People forget Redstone?
Sir, Your not understanding the full scope of this engineering? In Research and Development no one plans to fail and failures happen all the time. In this development of SN4 rocket engine Reliability of a Successful Firing is what you gain in knowledge so when the engine is fully developed what made this failure will not occur again. Whatever the cause Make Dam Sure it is not repeated. In aerospace there is a term called Murphy's Law. If something is going to go wrong it will and that's when everyone feels it's OK to GO too. Your might agree that the SS Main Engines worked well on all the Space Shuttles. What you don't know is how many failures we had before we brought them to perfection.ngifford said:Anyone else feel like this whole rocket program is like watching a train wreck in slow motion? The prototypes look amateurish, and the launch facility looks amateurish. This is not going to end well.
2NYaz said:Sir, Your not understanding the full scope of this engineering? In Research and Development no one plans to fail and failures happen all the time....
Actually this is NOT how modern R&D works. Elon Musk is using a very different method that has not been used for rocket development since the 1940s. Today we tend to finish the engineering BEFORE we build anything and it generally just works. SpaceX is building before they have a final design. Blowing up four rockets of this size in a row is unheard up today. It is likely he will lose another four.

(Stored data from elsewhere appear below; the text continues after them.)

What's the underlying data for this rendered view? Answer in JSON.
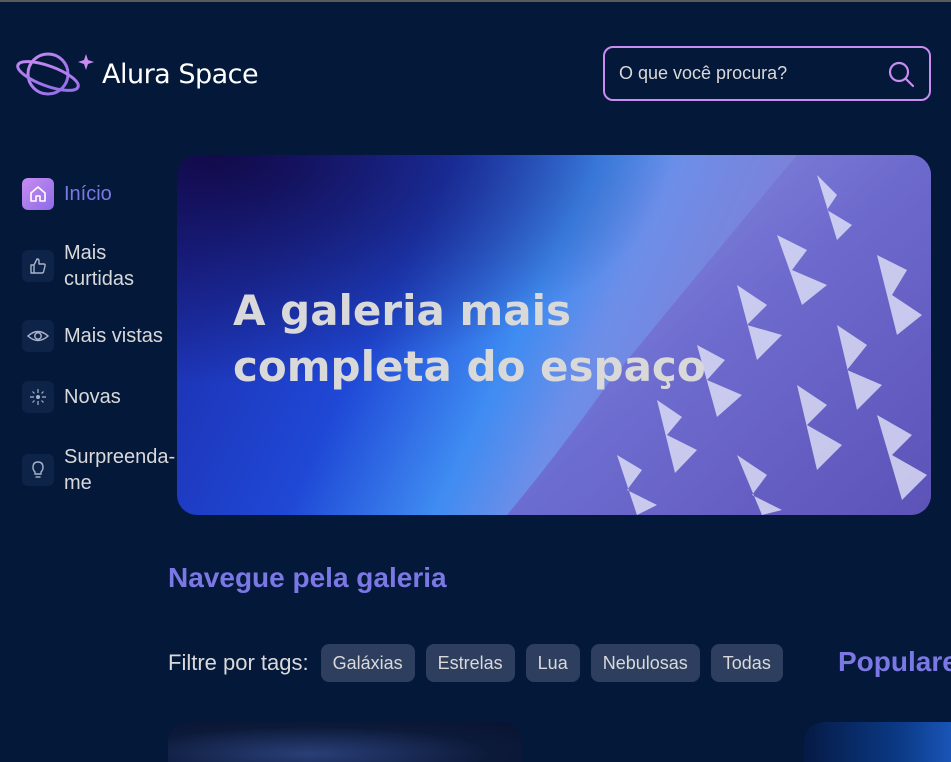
{
  "header": {
    "logo_text": "Alura Space",
    "search_placeholder": "O que você procura?"
  },
  "sidebar": {
    "items": [
      {
        "label": "Início",
        "icon": "home-icon",
        "active": true
      },
      {
        "label": "Mais curtidas",
        "icon": "thumbs-up-icon",
        "active": false
      },
      {
        "label": "Mais vistas",
        "icon": "eye-icon",
        "active": false
      },
      {
        "label": "Novas",
        "icon": "sparkle-icon",
        "active": false
      },
      {
        "label": "Surpreenda-me",
        "icon": "lightbulb-icon",
        "active": false
      }
    ]
  },
  "banner": {
    "title": "A galeria mais completa do espaço"
  },
  "gallery": {
    "title": "Navegue pela galeria",
    "filter_label": "Filtre por tags:",
    "tags": [
      "Galáxias",
      "Estrelas",
      "Lua",
      "Nebulosas",
      "Todas"
    ]
  },
  "popular": {
    "title": "Populares"
  },
  "colors": {
    "background": "#04183a",
    "accent": "#7b78e5",
    "search_border": "#c98cf1",
    "tag_bg": "#2d3e5e"
  }
}
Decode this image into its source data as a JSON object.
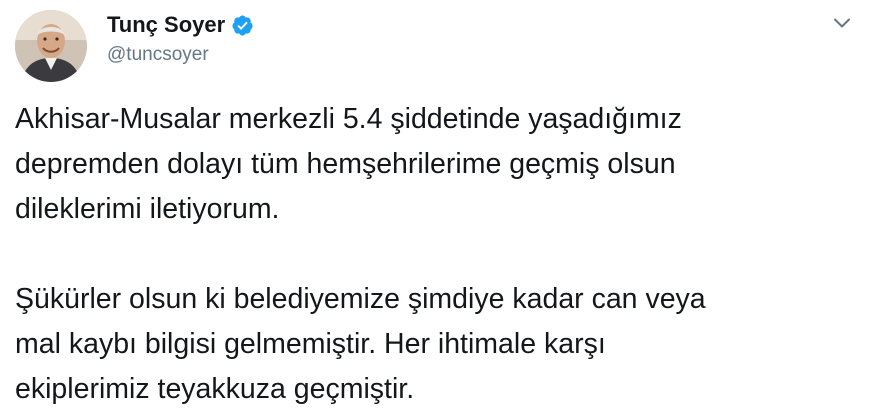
{
  "user": {
    "display_name": "Tunç Soyer",
    "handle": "@tuncsoyer",
    "verified": true,
    "avatar_icon": "profile-photo"
  },
  "menu": {
    "icon": "chevron-down-icon"
  },
  "tweet": {
    "paragraph1": [
      "Akhisar-Musalar merkezli 5.4 şiddetinde yaşadığımız",
      "depremden dolayı tüm hemşehrilerime geçmiş olsun",
      "dileklerimi iletiyorum."
    ],
    "paragraph2": [
      "Şükürler olsun ki belediyemize şimdiye kadar can veya",
      "mal kaybı bilgisi gelmemiştir. Her ihtimale karşı",
      "ekiplerimiz teyakkuza geçmiştir."
    ]
  },
  "colors": {
    "text": "#14171a",
    "secondary_text": "#657786",
    "verified_badge": "#1da1f2",
    "caret": "#657786"
  }
}
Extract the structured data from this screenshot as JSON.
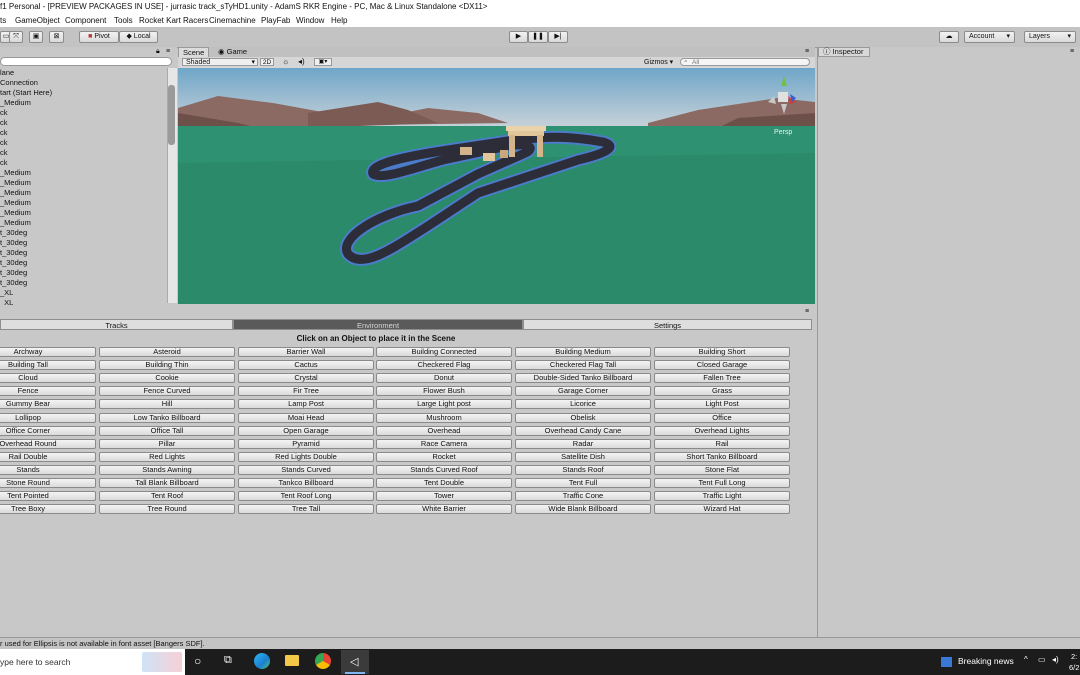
{
  "window": {
    "title": "f1 Personal - [PREVIEW PACKAGES IN USE] - jurrasic track_sTyHD1.unity - AdamS RKR Engine - PC, Mac & Linux Standalone <DX11>"
  },
  "menu": [
    "ts",
    "GameObject",
    "Component",
    "Tools",
    "Rocket Kart Racers",
    "Cinemachine",
    "PlayFab",
    "Window",
    "Help"
  ],
  "toolbar": {
    "pivot_label": "Pivot",
    "local_label": "Local",
    "account_label": "Account",
    "layers_label": "Layers"
  },
  "hierarchy": {
    "items": [
      "lane",
      "Connection",
      "tart (Start Here)",
      "_Medium",
      "ck",
      "ck",
      "ck",
      "ck",
      "ck",
      "ck",
      "_Medium",
      "_Medium",
      "_Medium",
      "_Medium",
      "_Medium",
      "_Medium",
      "t_30deg",
      "t_30deg",
      "t_30deg",
      "t_30deg",
      "t_30deg",
      "t_30deg",
      "_XL",
      "_XL"
    ]
  },
  "scene": {
    "tabs": [
      "Scene",
      "Game"
    ],
    "shading": "Shaded",
    "mode_2d": "2D",
    "gizmos_label": "Gizmos",
    "search_placeholder": "All",
    "persp_label": "Persp"
  },
  "inspector": {
    "tab_label": "Inspector"
  },
  "environment_panel": {
    "tabs": [
      "Tracks",
      "Environment",
      "Settings"
    ],
    "active_tab": "Environment",
    "instruction": "Click on an Object to place it in the Scene",
    "objects": [
      "Archway",
      "Asteroid",
      "Barrier Wall",
      "Building Connected",
      "Building Medium",
      "Building Short",
      "Building Tall",
      "Building Thin",
      "Cactus",
      "Checkered Flag",
      "Checkered Flag Tall",
      "Closed Garage",
      "Cloud",
      "Cookie",
      "Crystal",
      "Donut",
      "Double-Sided Tanko Billboard",
      "Fallen Tree",
      "Fence",
      "Fence Curved",
      "Fir Tree",
      "Flower Bush",
      "Garage Corner",
      "Grass",
      "Gummy Bear",
      "Hill",
      "Lamp Post",
      "Large Light post",
      "Licorice",
      "Light Post",
      "Lollipop",
      "Low Tanko Billboard",
      "Moai Head",
      "Mushroom",
      "Obelisk",
      "Office",
      "Office Corner",
      "Office Tall",
      "Open Garage",
      "Overhead",
      "Overhead Candy Cane",
      "Overhead Lights",
      "Overhead Round",
      "Pillar",
      "Pyramid",
      "Race Camera",
      "Radar",
      "Rail",
      "Rail Double",
      "Red Lights",
      "Red Lights Double",
      "Rocket",
      "Satellite Dish",
      "Short Tanko Billboard",
      "Stands",
      "Stands Awning",
      "Stands Curved",
      "Stands Curved Roof",
      "Stands Roof",
      "Stone Flat",
      "Stone Round",
      "Tall Blank Billboard",
      "Tankco Billboard",
      "Tent Double",
      "Tent Full",
      "Tent Full Long",
      "Tent Pointed",
      "Tent Roof",
      "Tent Roof Long",
      "Tower",
      "Traffic Cone",
      "Traffic Light",
      "Tree Boxy",
      "Tree Round",
      "Tree Tall",
      "White Barrier",
      "Wide Blank Billboard",
      "Wizard Hat"
    ]
  },
  "status_bar": {
    "message": "r used for Ellipsis is not available in font asset [Bangers SDF]."
  },
  "taskbar": {
    "search_placeholder": "ype here to search",
    "news_label": "Breaking news",
    "clock_time": "2:",
    "clock_date": "6/2"
  },
  "colors": {
    "ground": "#2a8a6a",
    "sky_top": "#6fa6c8",
    "track": "#2d2d3a",
    "track_edge": "#4a7cc9",
    "active_tab": "#5a5a5a"
  }
}
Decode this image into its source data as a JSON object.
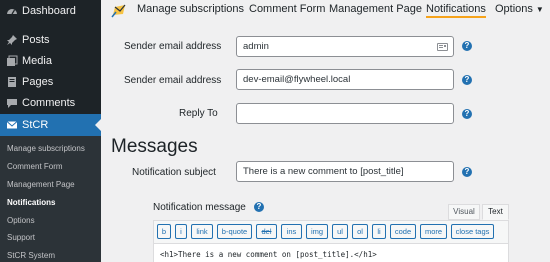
{
  "sidebar": {
    "items": [
      {
        "label": "Dashboard",
        "icon": "dashboard-icon"
      },
      {
        "label": "Posts",
        "icon": "pin-icon"
      },
      {
        "label": "Media",
        "icon": "media-icon"
      },
      {
        "label": "Pages",
        "icon": "pages-icon"
      },
      {
        "label": "Comments",
        "icon": "comments-icon"
      },
      {
        "label": "StCR",
        "icon": "email-icon"
      }
    ],
    "submenu": [
      "Manage subscriptions",
      "Comment Form",
      "Management Page",
      "Notifications",
      "Options",
      "Support",
      "StCR System"
    ]
  },
  "nav": {
    "links": [
      "Manage subscriptions",
      "Comment Form",
      "Management Page",
      "Notifications",
      "Options"
    ],
    "active": "Notifications",
    "accent": "#f6a31b"
  },
  "form": {
    "sender_name_label": "Sender email address",
    "sender_name_value": "admin",
    "sender_email_label": "Sender email address",
    "sender_email_value": "dev-email@flywheel.local",
    "reply_to_label": "Reply To",
    "reply_to_value": "",
    "messages_heading": "Messages",
    "subject_label": "Notification subject",
    "subject_value": "There is a new comment to [post_title]",
    "message_label": "Notification message",
    "help_glyph": "?"
  },
  "editor": {
    "tabs": [
      "Visual",
      "Text"
    ],
    "active_tab": "Text",
    "buttons": [
      "b",
      "i",
      "link",
      "b-quote",
      "del",
      "ins",
      "img",
      "ul",
      "ol",
      "li",
      "code",
      "more",
      "close tags"
    ],
    "content": "<h1>There is a new comment on [post_title].</h1>"
  },
  "colors": {
    "sidebar_bg": "#1d2327",
    "active_bg": "#2271b1",
    "help_blue": "#2271b1"
  }
}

He might save money doing it this way, who knows. But this is far from the way thngs are typically done.
My guess is that he will have to change his method
ngifford said:Anyone else feel like this whole rocket program is like watching a train wreck in slow motion? The prototypes look amateurish, and the launch facility looks amateurish. This is not going to end well.
They are using a different development methodology known as Agile, fail fast and fail often.
If you find your weaknesses early it is usually cheaper and more efficient.
There are always failures when you are pushing the boundaries of engineering.
The other thing is they are (for better or worse) doing it in the public eye, most developments have failures, SpaceX are choosing to publish them.
Ask yourself why a company that has hundreds of launches under its belt thought that delivering 6million kg of thrust to a concrete platform, with nothing but a shower of water to diffuse that power, would not disintegrate the launch pad and scatter the debris far and wide and why they would not anticipate that at least some of that debris would be blown in the direction of the ship itself and damage the engines during take-off, as it most obviously did.Reply
I think the answer is cost-cutting or complete stupidity. If you can plan a trajectory to Mars and beyond, but cannot anticipate the trajectory of a large amount of concrete scatteting during the 'unscheduled disassembly' of the launch pad, then should you be launching at all?
Personally, I love the Starship, the concept and the sheer audacity of it and I can see the advantages that it could give us, the teflon pan buying public, but if someone thinks they can put a bomb under a spaceship and not expect or plan for the kind of debris we all saw, then I'm not sure I'd want to book a flight with them until someone else was in charge of health and safety.